L’ennesima esternazione fatta ieri da Bernspan è la migliore dimostrazione del detto che recita che quando il gioco si fa duro i duri entrano in campo e tutto si può dire del presidente del sistema della riserva federale meno che sia un mollaccione o un mite, come si ostinano a pensare quanti ebbero modo di frequentare quando, sotto il nome di Benjamin Bernanke, era ancora soltanto un professore del prestigioso ateneo di Princeton e, ironia della sorte, era considerato uno dei massimi esperti della storia delle precedenti crisi finanziarie.

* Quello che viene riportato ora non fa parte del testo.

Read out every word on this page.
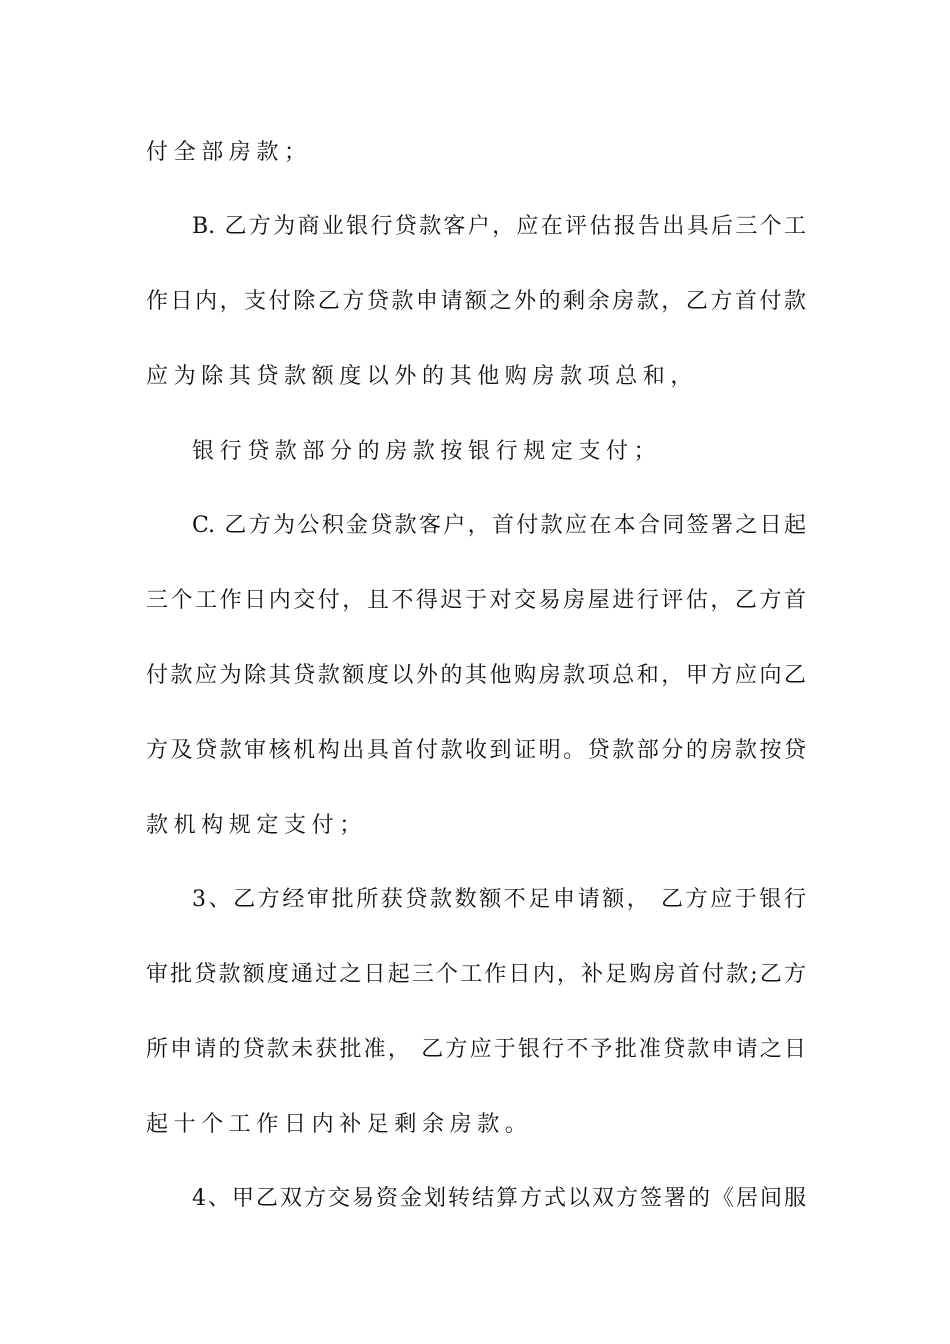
付全部房款；
B. 乙方为商业银行贷款客户，应在评估报告出具后三个工
作日内，支付除乙方贷款申请额之外的剩余房款，乙方首付款
应为除其贷款额度以外的其他购房款项总和，
银行贷款部分的房款按银行规定支付；
C. 乙方为公积金贷款客户，首付款应在本合同签署之日起
三个工作日内交付，且不得迟于对交易房屋进行评估，乙方首
付款应为除其贷款额度以外的其他购房款项总和，甲方应向乙
方及贷款审核机构出具首付款收到证明。贷款部分的房款按贷
款机构规定支付；
3、乙方经审批所获贷款数额不足申请额， 乙方应于银行
审批贷款额度通过之日起三个工作日内，补足购房首付款;乙方
所申请的贷款未获批准， 乙方应于银行不予批准贷款申请之日
起十个工作日内补足剩余房款。
4、甲乙双方交易资金划转结算方式以双方签署的《居间服
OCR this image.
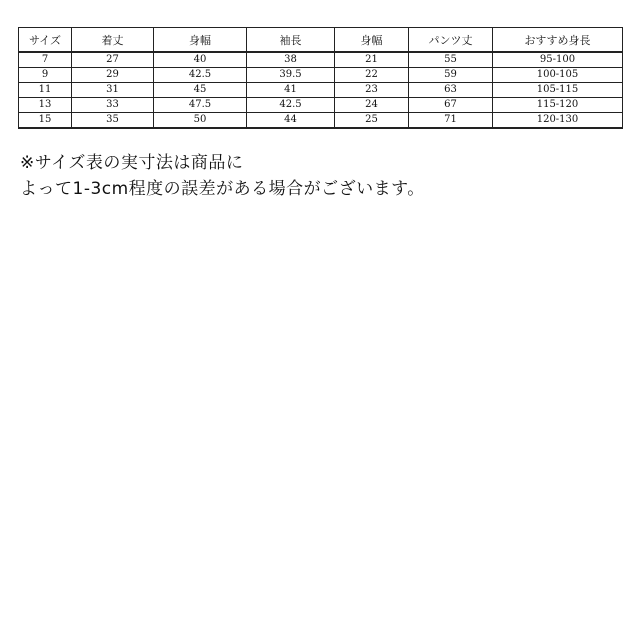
サイズ	着丈	身幅	袖長	身幅	パンツ丈	おすすめ身長
7	27	40	38	21	55	95-100
9	29	42.5	39.5	22	59	100-105
11	31	45	41	23	63	105-115
13	33	47.5	42.5	24	67	115-120
15	35	50	44	25	71	120-130
※サイズ表の実寸法は商品に
よって1-3cm程度の誤差がある場合がございます。
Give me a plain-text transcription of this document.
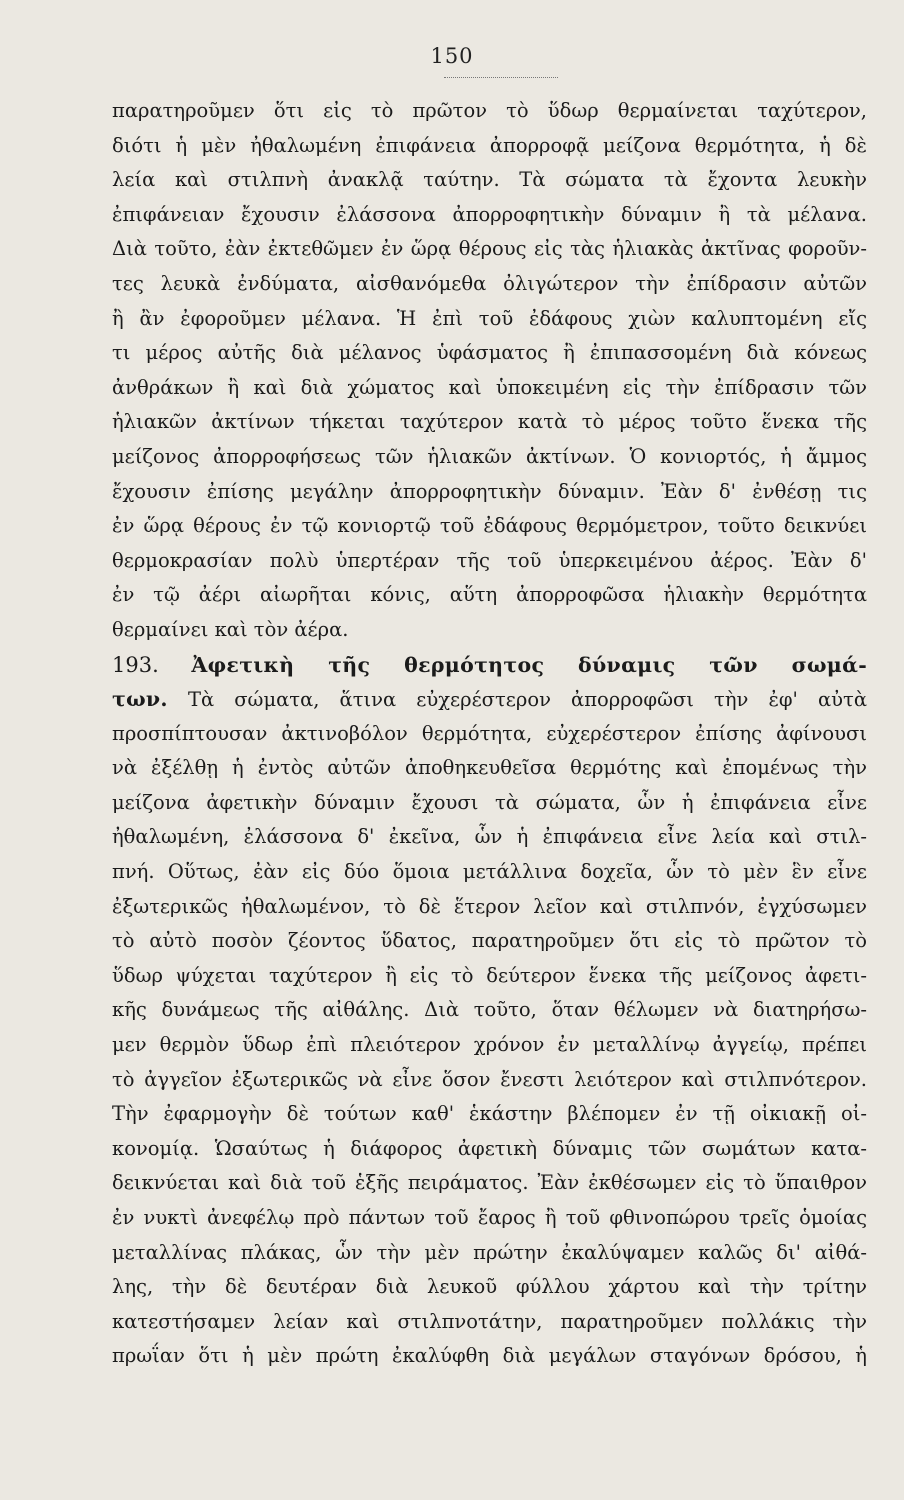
150
παρατηροῦμεν ὅτι εἰς τὸ πρῶτον τὸ ὕδωρ θερμαίνεται ταχύτερον,
διότι ἡ μὲν ἠθαλωμένη ἐπιφάνεια ἀπορροφᾷ μείζονα θερμότητα, ἡ δὲ
λεία καὶ στιλπνὴ ἀνακλᾷ ταύτην. Τὰ σώματα τὰ ἔχοντα λευκὴν
ἐπιφάνειαν ἔχουσιν ἐλάσσονα ἀπορροφητικὴν δύναμιν ἢ τὰ μέλανα.
Διὰ τοῦτο, ἐὰν ἐκτεθῶμεν ἐν ὥρᾳ θέρους εἰς τὰς ἡλιακὰς ἀκτῖνας φοροῦν-
τες λευκὰ ἐνδύματα, αἰσθανόμεθα ὀλιγώτερον τὴν ἐπίδρασιν αὐτῶν
ἢ ἂν ἐφοροῦμεν μέλανα. Ἡ ἐπὶ τοῦ ἐδάφους χιὼν καλυπτομένη εἴς
τι μέρος αὐτῆς διὰ μέλανος ὑφάσματος ἢ ἐπιπασσομένη διὰ κόνεως
ἀνθράκων ἢ καὶ διὰ χώματος καὶ ὑποκειμένη εἰς τὴν ἐπίδρασιν τῶν
ἡλιακῶν ἀκτίνων τήκεται ταχύτερον κατὰ τὸ μέρος τοῦτο ἕνεκα τῆς
μείζονος ἀπορροφήσεως τῶν ἡλιακῶν ἀκτίνων. Ὁ κονιορτός, ἡ ἄμμος
ἔχουσιν ἐπίσης μεγάλην ἀπορροφητικὴν δύναμιν. Ἐὰν δ' ἐνθέσῃ τις
ἐν ὥρᾳ θέρους ἐν τῷ κονιορτῷ τοῦ ἐδάφους θερμόμετρον, τοῦτο δεικνύει
θερμοκρασίαν πολὺ ὑπερτέραν τῆς τοῦ ὑπερκειμένου ἀέρος. Ἐὰν δ'
ἐν τῷ ἀέρι αἰωρῆται κόνις, αὕτη ἀπορροφῶσα ἡλιακὴν θερμότητα
θερμαίνει καὶ τὸν ἀέρα.
193. Ἀφετικὴ τῆς θερμότητος δύναμις τῶν σωμά-
των. Τὰ σώματα, ἅτινα εὐχερέστερον ἀπορροφῶσι τὴν ἐφ' αὐτὰ
προσπίπτουσαν ἀκτινοβόλον θερμότητα, εὐχερέστερον ἐπίσης ἀφίνουσι
νὰ ἐξέλθῃ ἡ ἐντὸς αὐτῶν ἀποθηκευθεῖσα θερμότης καὶ ἐπομένως τὴν
μείζονα ἀφετικὴν δύναμιν ἔχουσι τὰ σώματα, ὧν ἡ ἐπιφάνεια εἶνε
ἠθαλωμένη, ἐλάσσονα δ' ἐκεῖνα, ὧν ἡ ἐπιφάνεια εἶνε λεία καὶ στιλ-
πνή. Οὕτως, ἐὰν εἰς δύο ὅμοια μετάλλινα δοχεῖα, ὧν τὸ μὲν ἓν εἶνε
ἐξωτερικῶς ἠθαλωμένον, τὸ δὲ ἕτερον λεῖον καὶ στιλπνόν, ἐγχύσωμεν
τὸ αὐτὸ ποσὸν ζέοντος ὕδατος, παρατηροῦμεν ὅτι εἰς τὸ πρῶτον τὸ
ὕδωρ ψύχεται ταχύτερον ἢ εἰς τὸ δεύτερον ἕνεκα τῆς μείζονος ἀφετι-
κῆς δυνάμεως τῆς αἰθάλης. Διὰ τοῦτο, ὅταν θέλωμεν νὰ διατηρήσω-
μεν θερμὸν ὕδωρ ἐπὶ πλειότερον χρόνον ἐν μεταλλίνῳ ἀγγείῳ, πρέπει
τὸ ἀγγεῖον ἐξωτερικῶς νὰ εἶνε ὅσον ἔνεστι λειότερον καὶ στιλπνότερον.
Τὴν ἐφαρμογὴν δὲ τούτων καθ' ἑκάστην βλέπομεν ἐν τῇ οἰκιακῇ οἰ-
κονομίᾳ. Ὡσαύτως ἡ διάφορος ἀφετικὴ δύναμις τῶν σωμάτων κατα-
δεικνύεται καὶ διὰ τοῦ ἑξῆς πειράματος. Ἐὰν ἐκθέσωμεν εἰς τὸ ὕπαιθρον
ἐν νυκτὶ ἀνεφέλῳ πρὸ πάντων τοῦ ἔαρος ἢ τοῦ φθινοπώρου τρεῖς ὁμοίας
μεταλλίνας πλάκας, ὧν τὴν μὲν πρώτην ἐκαλύψαμεν καλῶς δι' αἰθά-
λης, τὴν δὲ δευτέραν διὰ λευκοῦ φύλλου χάρτου καὶ τὴν τρίτην
κατεστήσαμεν λείαν καὶ στιλπνοτάτην, παρατηροῦμεν πολλάκις τὴν
πρωΐαν ὅτι ἡ μὲν πρώτη ἐκαλύφθη διὰ μεγάλων σταγόνων δρόσου, ἡ
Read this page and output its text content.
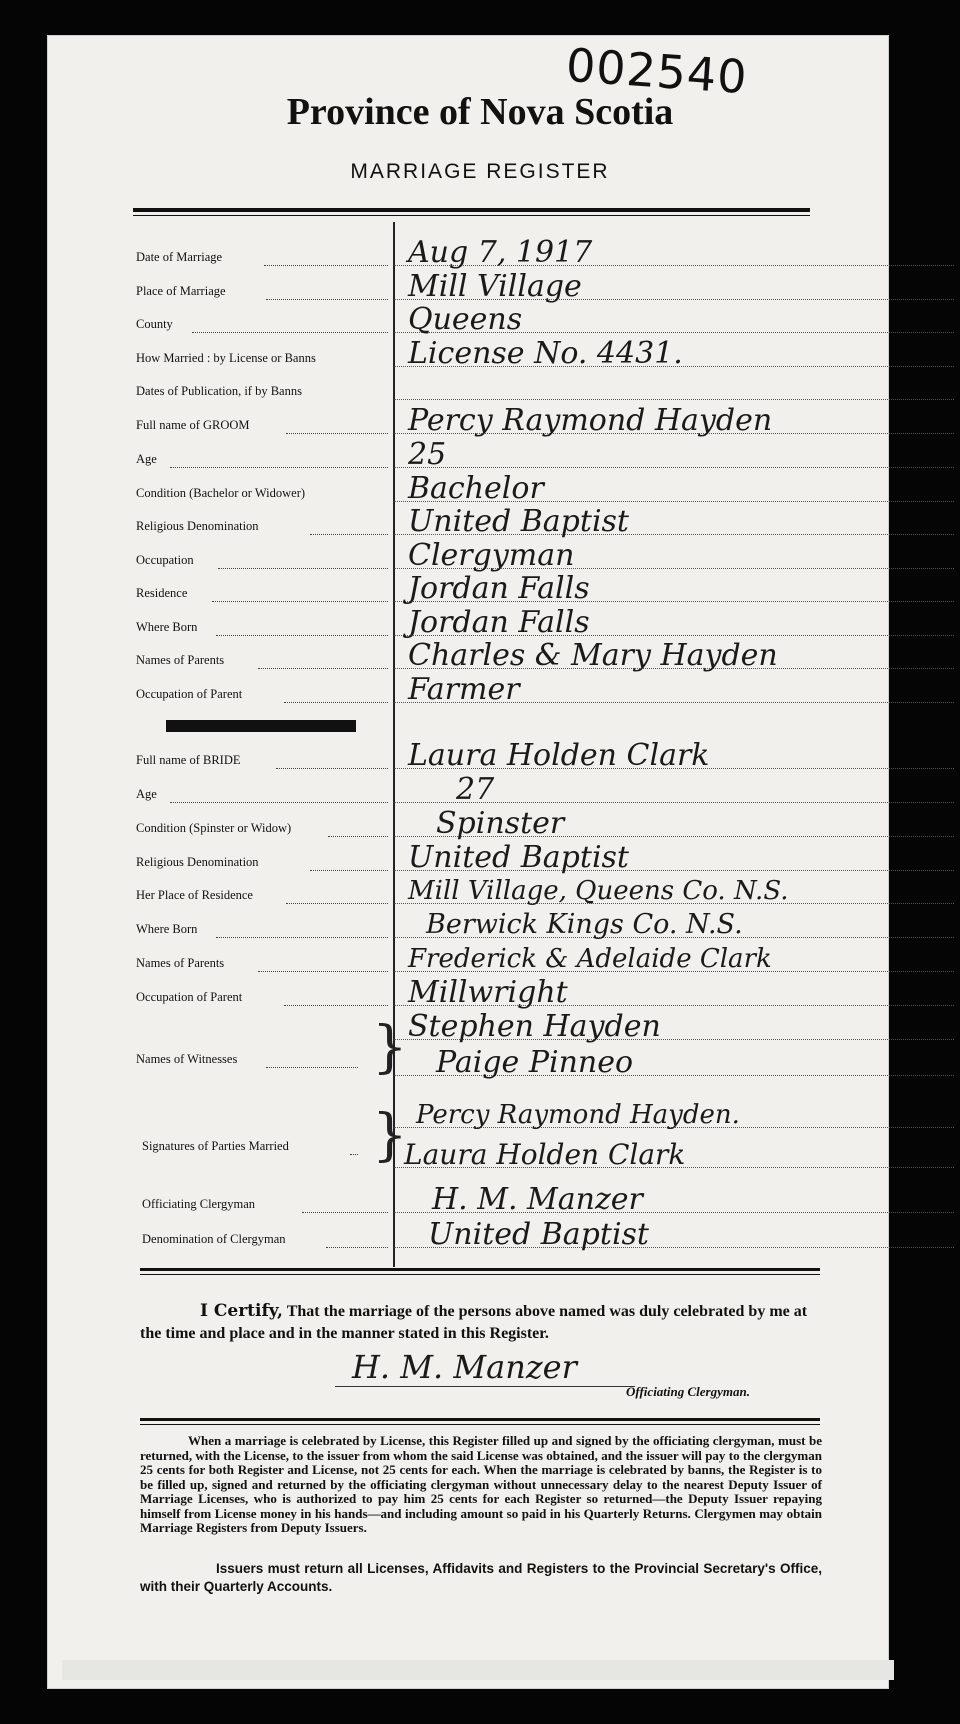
002540
Province of Nova Scotia
MARRIAGE REGISTER
Date of Marriage	Aug 7, 1917
Place of Marriage	Mill Village
County	Queens
How Married : by License or Banns	License No. 4431.
Dates of Publication, if by Banns
Full name of GROOM	Percy Raymond Hayden
Age	25
Condition (Bachelor or Widower)	Bachelor
Religious Denomination	United Baptist
Occupation	Clergyman
Residence	Jordan Falls
Where Born	Jordan Falls
Names of Parents	Charles & Mary Hayden
Occupation of Parent	Farmer
Full name of BRIDE	Laura Holden Clark
Age	27
Condition (Spinster or Widow)	Spinster
Religious Denomination	United Baptist
Her Place of Residence	Mill Village, Queens Co. N.S.
Where Born	Berwick Kings Co. N.S.
Names of Parents	Frederick & Adelaide Clark
Occupation of Parent	Millwright
Names of Witnesses } Stephen Hayden
Paige Pinneo
Signatures of Parties Married } Percy Raymond Hayden.
Laura Holden Clark
Officiating Clergyman	H. M. Manzer
Denomination of Clergyman	United Baptist
I Certify, That the marriage of the persons above named was duly celebrated by me at the time and place and in the manner stated in this Register.
H. M. Manzer
Officiating Clergyman.
When a marriage is celebrated by License, this Register filled up and signed by the officiating clergyman, must be returned, with the License, to the issuer from whom the said License was obtained, and the issuer will pay to the clergyman 25 cents for both Register and License, not 25 cents for each. When the marriage is celebrated by banns, the Register is to be filled up, signed and returned by the officiating clergyman without unnecessary delay to the nearest Deputy Issuer of Marriage Licenses, who is authorized to pay him 25 cents for each Register so returned—the Deputy Issuer repaying himself from License money in his hands—and including amount so paid in his Quarterly Returns. Clergymen may obtain Marriage Registers from Deputy Issuers.
Issuers must return all Licenses, Affidavits and Registers to the Provincial Secretary's Office, with their Quarterly Accounts.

Come è accaduto con precedenti suoi interventi e testimonianze di fronte alle commissioni bancarie del Senato o della Camera dei Rappresentanti, i titoli dei lanci di agenzia e, ne sono certo, anche quelli dei giornali in edicola oggi non rappresentano fedelmente le dichiarazioni di Bernspan, in particolare quei passaggi nei quali vengono enfatizzate le difficoltà a ottenere credito da parte di famiglie e imprese, così come quelli in cui afferma che quella che stiamo registrando è più una fase di stabilizzazione della caduta che il concreto profilarsi di un vero e proprio avvio di ripresa, una fase che difficilmente potrà avere luogo sino a che la domanda effettiva continuerà a languire e le famiglie americane si ostineranno in quella loro riscoperta di quella ferrea regola del pareggio del bilancio o delle virtù del risparmio, regola e virtù che, prima della tempesta perfetta, sembravano riguardare solo il resto degli abitanti del pianeta.
Ma tutte queste possono sembrare sofisticherie di chi non vuole arruolarsi nell’esercito degli ottimisti a ogni costo, a volte a un tanto al chilo, per la semplice ragione che i mercati, che siano quelli azionari, delle materie prime o quelli valutari non fa davvero molta differenza, ascoltano quello che desiderano più di tutto e, cioè, che tutto è destinato a salire e che le loro scommesse, anche quelle più azzardate, possono, prima o poi, realizzarsi!
Una delle parti più interessanti dell’intervento del numero uno del sistema della riserva federale e unico sopravvissuto (almeno sino alla scadenza del suo mandato all’inizio dell’anno prossimo) del rinomato trio Bush-Paulson.Bernspan è la ricostruzione del periodo orribile compreso tra il settembre del 2008 e la prima metà del mese di marzo del 2009, una ricostruzione cruda e sufficientemente veritiera della fase nella quale si è davvero rischiato il default sistemico della finanza globale, un’eventualità che, ovviamente, nessuno si augura, ma dalla quale sono state tratte ben poche lezioni, come è palesemente dimostrato dai comportamenti delle banche globali, in particolar modo dalle loro divisioni di Corporate & Investment Banking che, date molto prematuramente per spacciate, stanno tornando a contribuire, a volte in modo prevalente, ai conti economici delle rispettive entità di appartenenza.
Avendo dedicato più di una puntata del Diario della crisi finanziaria all’irrisolto problema del mercato immobiliare a stelle e strisce, non mi voglio sottrarre all’analisi del dato di ieri sulle vendite di case esistenti nel mese di luglio, vendite che hanno fatto registrare un balzo in avanti di oltre il 7 per cento, anche se, alquanto inspiegabilmente, non si è correlativamente ridotto lo stock di case invendute, esattamente pari a quello segnalato nel mese di giugno, così come non si è verificata alcun rimbalzo del prezzo mediano che continua a mantenersi di circa un sesto inferiore a quello del luglio del 2008, tutti elementi che fanno capire quanto stiano pesando le vendite all’asta e il beneficio fiscale straordinario di 8 mila dollari per coloro che acquistano per la prima volta una casa di abitazione, anche se, come nel caso delle dichiarazioni di Bernspan, è troppo forte la tentazione di limitarsi alla parte positiva della notizia, senza soffermarsi sui dettagli!